- Known for: President of the Faculty of Sexual and Reproductive Healthcare (FSRH)

= Asha Kasliwal =

UK medical practitioner

Asha Kasliwal is a British physician and past President of the Faculty of Sexual and Reproductive Healthcare (FSRH).

== Education ==
Asha Kasliwal immigrated to the UK in 1995 after studying in Mumbai and working in Oman. After graduation, she was a member of the Royal College of Obstetricians and Gynaecologists (RCOG) trainees committee as a representative of overseas doctors.

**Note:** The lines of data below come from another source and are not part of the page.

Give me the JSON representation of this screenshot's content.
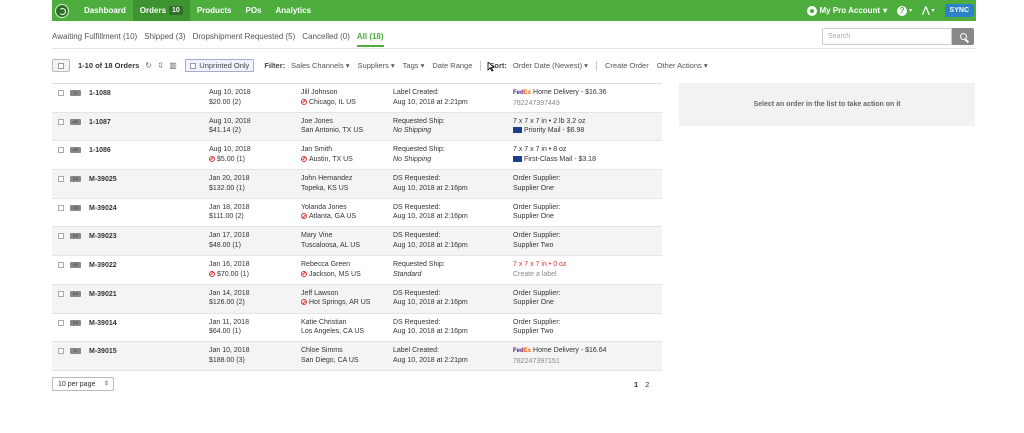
{
  "nav": {
    "items": [
      {
        "label": "Dashboard"
      },
      {
        "label": "Orders",
        "badge": "10"
      },
      {
        "label": "Products"
      },
      {
        "label": "POs"
      },
      {
        "label": "Analytics"
      }
    ],
    "account": "My Pro Account",
    "help": "?",
    "sync": "SYNC"
  },
  "tabs": [
    {
      "label": "Awaiting Fulfillment (10)"
    },
    {
      "label": "Shipped (3)"
    },
    {
      "label": "Dropshipment Requested (5)"
    },
    {
      "label": "Cancelled (0)"
    },
    {
      "label": "All (18)"
    }
  ],
  "search": {
    "placeholder": "Search"
  },
  "toolbar": {
    "count": "1-10 of 18 Orders",
    "unprinted": "Unprinted Only",
    "filter_label": "Filter:",
    "filters": [
      "Sales Channels ▾",
      "Suppliers ▾",
      "Tags ▾",
      "Date Range"
    ],
    "sort_label": "Sort:",
    "sort_value": "Order Date (Newest) ▾",
    "create_order": "Create Order",
    "other_actions": "Other Actions ▾"
  },
  "orders": [
    {
      "tag": "S",
      "number": "1-1088",
      "date": "Aug 10, 2018",
      "amount": "$20.00 (2)",
      "amount_flag": false,
      "name": "Jill Johnson",
      "location": "Chicago, IL US",
      "loc_flag": true,
      "status_label": "Label Created:",
      "status_value": "Aug 10, 2018 at 2:21pm",
      "status_italic": false,
      "ship_line1": "Home Delivery - $16.36",
      "ship_line2": "782247397449",
      "carrier": "fedex"
    },
    {
      "tag": "AF",
      "number": "1-1087",
      "date": "Aug 10, 2018",
      "amount": "$41.14 (2)",
      "amount_flag": false,
      "name": "Joe Jones",
      "location": "San Antonio, TX US",
      "loc_flag": false,
      "status_label": "Requested Ship:",
      "status_value": "No Shipping",
      "status_italic": true,
      "ship_line1": "7 x 7 x 7 in  •  2 lb  3.2 oz",
      "ship_line2": "Priority Mail - $6.98",
      "carrier": "usps"
    },
    {
      "tag": "AF",
      "number": "1-1086",
      "date": "Aug 10, 2018",
      "amount": "$5.00 (1)",
      "amount_flag": true,
      "name": "Jan Smith",
      "location": "Austin, TX US",
      "loc_flag": true,
      "status_label": "Requested Ship:",
      "status_value": "No Shipping",
      "status_italic": true,
      "ship_line1": "7 x 7 x 7 in  •  8 oz",
      "ship_line2": "First-Class Mail - $3.18",
      "carrier": "usps"
    },
    {
      "tag": "DS",
      "number": "M-39025",
      "date": "Jan 20, 2018",
      "amount": "$132.00 (1)",
      "amount_flag": false,
      "name": "John Hernandez",
      "location": "Topeka, KS US",
      "loc_flag": false,
      "status_label": "DS Requested:",
      "status_value": "Aug 10, 2018 at 2:16pm",
      "status_italic": false,
      "ship_line1": "Order Supplier:",
      "ship_line2": "Supplier One",
      "carrier": "supplier"
    },
    {
      "tag": "DS",
      "number": "M-39024",
      "date": "Jan 18, 2018",
      "amount": "$111.00 (2)",
      "amount_flag": false,
      "name": "Yolanda Jones",
      "location": "Atlanta, GA US",
      "loc_flag": true,
      "status_label": "DS Requested:",
      "status_value": "Aug 10, 2018 at 2:16pm",
      "status_italic": false,
      "ship_line1": "Order Supplier:",
      "ship_line2": "Supplier One",
      "carrier": "supplier"
    },
    {
      "tag": "DS",
      "number": "M-39023",
      "date": "Jan 17, 2018",
      "amount": "$48.00 (1)",
      "amount_flag": false,
      "name": "Mary Vine",
      "location": "Tuscaloosa, AL US",
      "loc_flag": false,
      "status_label": "DS Requested:",
      "status_value": "Aug 10, 2018 at 2:16pm",
      "status_italic": false,
      "ship_line1": "Order Supplier:",
      "ship_line2": "Supplier Two",
      "carrier": "supplier"
    },
    {
      "tag": "AF",
      "number": "M-39022",
      "date": "Jan 16, 2018",
      "amount": "$70.00 (1)",
      "amount_flag": true,
      "name": "Rebecca Green",
      "location": "Jackson, MS US",
      "loc_flag": true,
      "status_label": "Requested Ship:",
      "status_value": "Standard",
      "status_italic": true,
      "ship_line1": "7 x 7 x 7 in  •  0 oz",
      "ship_line2": "Create a label",
      "carrier": "none"
    },
    {
      "tag": "DS",
      "number": "M-39021",
      "date": "Jan 14, 2018",
      "amount": "$126.00 (2)",
      "amount_flag": false,
      "name": "Jeff Lawson",
      "location": "Hot Springs, AR US",
      "loc_flag": true,
      "status_label": "DS Requested:",
      "status_value": "Aug 10, 2018 at 2:16pm",
      "status_italic": false,
      "ship_line1": "Order Supplier:",
      "ship_line2": "Supplier One",
      "carrier": "supplier"
    },
    {
      "tag": "DS",
      "number": "M-39014",
      "date": "Jan 11, 2018",
      "amount": "$64.00 (1)",
      "amount_flag": false,
      "name": "Katie Christian",
      "location": "Los Angeles, CA US",
      "loc_flag": false,
      "status_label": "DS Requested:",
      "status_value": "Aug 10, 2018 at 2:16pm",
      "status_italic": false,
      "ship_line1": "Order Supplier:",
      "ship_line2": "Supplier Two",
      "carrier": "supplier"
    },
    {
      "tag": "S",
      "number": "M-39015",
      "date": "Jan 10, 2018",
      "amount": "$188.00 (3)",
      "amount_flag": false,
      "name": "Chloe Simms",
      "location": "San Diego, CA US",
      "loc_flag": false,
      "status_label": "Label Created:",
      "status_value": "Aug 10, 2018 at 2:21pm",
      "status_italic": false,
      "ship_line1": "Home Delivery - $16.64",
      "ship_line2": "782247397151",
      "carrier": "fedex"
    }
  ],
  "panel": {
    "message": "Select an order in the list to take action on it"
  },
  "footer": {
    "per_page": "10 per page",
    "pages": [
      "1",
      "2"
    ]
  },
  "colors": {
    "brand_green": "#4dae3e",
    "sync_blue": "#2b82c8",
    "alert_red": "#dd3333"
  }
}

Kasliwal's main areas of academic and medical focus are care and clinical standards quality, gynaecology within communities, hormone replacement therapy for women undergoing menopause, pregnancy and abortion, and the commissioning of accessible contraceptive and sexual health resources.

Kasliwal was inspired to pursue medicine by Anandibai Gopal Joshi, one of the earliest known Indian women physicians.

== Career ==
Other titles that Kasliwal has are: consultant in community gynaecology and reproductive health care, clinical director for Manchester's Contraception and Sexual Health service, and clinical director for the South Manchester Community Gynaecology service. She is also a specialist member of the "Quality Standards for Contraceptive Services" committee within the National Institute for Health and Care Excellence (NICE), and has been featured in the Royal College of Physicians exhibition, Women in Medicine.

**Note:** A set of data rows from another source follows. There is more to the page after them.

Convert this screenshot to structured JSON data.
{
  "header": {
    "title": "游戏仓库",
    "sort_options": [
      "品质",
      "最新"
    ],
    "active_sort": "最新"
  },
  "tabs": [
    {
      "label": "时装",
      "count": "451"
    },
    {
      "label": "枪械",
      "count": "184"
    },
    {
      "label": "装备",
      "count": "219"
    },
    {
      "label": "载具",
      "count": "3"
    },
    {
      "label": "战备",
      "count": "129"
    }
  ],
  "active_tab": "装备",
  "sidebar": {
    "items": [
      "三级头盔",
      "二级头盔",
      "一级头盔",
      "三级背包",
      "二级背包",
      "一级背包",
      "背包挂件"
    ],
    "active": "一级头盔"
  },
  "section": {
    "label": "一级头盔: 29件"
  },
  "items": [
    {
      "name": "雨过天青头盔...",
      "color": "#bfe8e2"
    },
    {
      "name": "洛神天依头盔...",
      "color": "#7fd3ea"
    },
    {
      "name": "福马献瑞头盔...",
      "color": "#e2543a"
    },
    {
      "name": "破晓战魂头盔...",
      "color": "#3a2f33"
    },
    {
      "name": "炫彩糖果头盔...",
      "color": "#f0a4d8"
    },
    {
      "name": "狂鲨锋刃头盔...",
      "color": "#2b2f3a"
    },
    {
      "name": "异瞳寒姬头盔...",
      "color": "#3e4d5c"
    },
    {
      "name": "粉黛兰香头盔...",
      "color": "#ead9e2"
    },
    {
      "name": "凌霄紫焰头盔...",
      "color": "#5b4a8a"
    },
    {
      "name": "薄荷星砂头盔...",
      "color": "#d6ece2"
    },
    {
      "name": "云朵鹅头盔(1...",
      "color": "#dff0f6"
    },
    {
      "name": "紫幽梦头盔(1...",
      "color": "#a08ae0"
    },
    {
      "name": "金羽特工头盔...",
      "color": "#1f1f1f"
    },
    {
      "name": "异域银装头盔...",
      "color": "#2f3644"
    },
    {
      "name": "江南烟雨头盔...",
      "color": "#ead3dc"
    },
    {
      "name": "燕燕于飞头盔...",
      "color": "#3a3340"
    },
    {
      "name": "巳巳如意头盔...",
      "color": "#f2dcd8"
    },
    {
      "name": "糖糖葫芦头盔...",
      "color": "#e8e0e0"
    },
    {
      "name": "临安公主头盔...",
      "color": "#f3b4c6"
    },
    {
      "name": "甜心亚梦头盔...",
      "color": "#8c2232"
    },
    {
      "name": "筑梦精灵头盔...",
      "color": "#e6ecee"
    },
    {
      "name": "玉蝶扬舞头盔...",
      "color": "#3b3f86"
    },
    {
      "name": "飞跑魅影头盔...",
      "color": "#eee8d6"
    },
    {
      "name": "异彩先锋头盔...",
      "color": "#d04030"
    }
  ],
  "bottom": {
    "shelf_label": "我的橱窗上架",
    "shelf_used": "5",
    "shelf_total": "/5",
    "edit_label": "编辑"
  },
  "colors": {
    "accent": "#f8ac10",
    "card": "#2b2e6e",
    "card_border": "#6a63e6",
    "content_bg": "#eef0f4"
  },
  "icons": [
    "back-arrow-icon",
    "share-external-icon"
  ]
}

Before becoming the president of FSRH, Kasliwal was the vice president of quality and standards in the FSRH from September 2014 to her election as president of the group, and the clinical director & consultant in community gynaecology and reproductive health.

=== As president of FSRH ===
Succeeding Chris Wilkson's five-year term, Kasliwal became the president of FSRH on 28 July 2016, after being elected to the position in May 2016.

Her priorities within this office included:
- Continue FSRH's engagement with multiple organisations, such as the British Association for Sexual Health and HIV (BASHH), RCGP, and RCOG
- Continue to support Sexual and Reproductive Healthcare (SRH) professionals and commissioners through providing quality standards of care and training
- Expand the inclusivity of all FDRH committees, but particularly nurses and General Practitioners
- FSRH promotion
- Increase the accessibility, availability, and quality of reproductive and sexual healthcare
She was succeeded by Janet Barter in September, 2022.

In 2024, Kasliwal is a member of the International Federation of Gynaecology and Obstetrics, and the chair of their Committee on Contraception. She also runs a menopause clinic.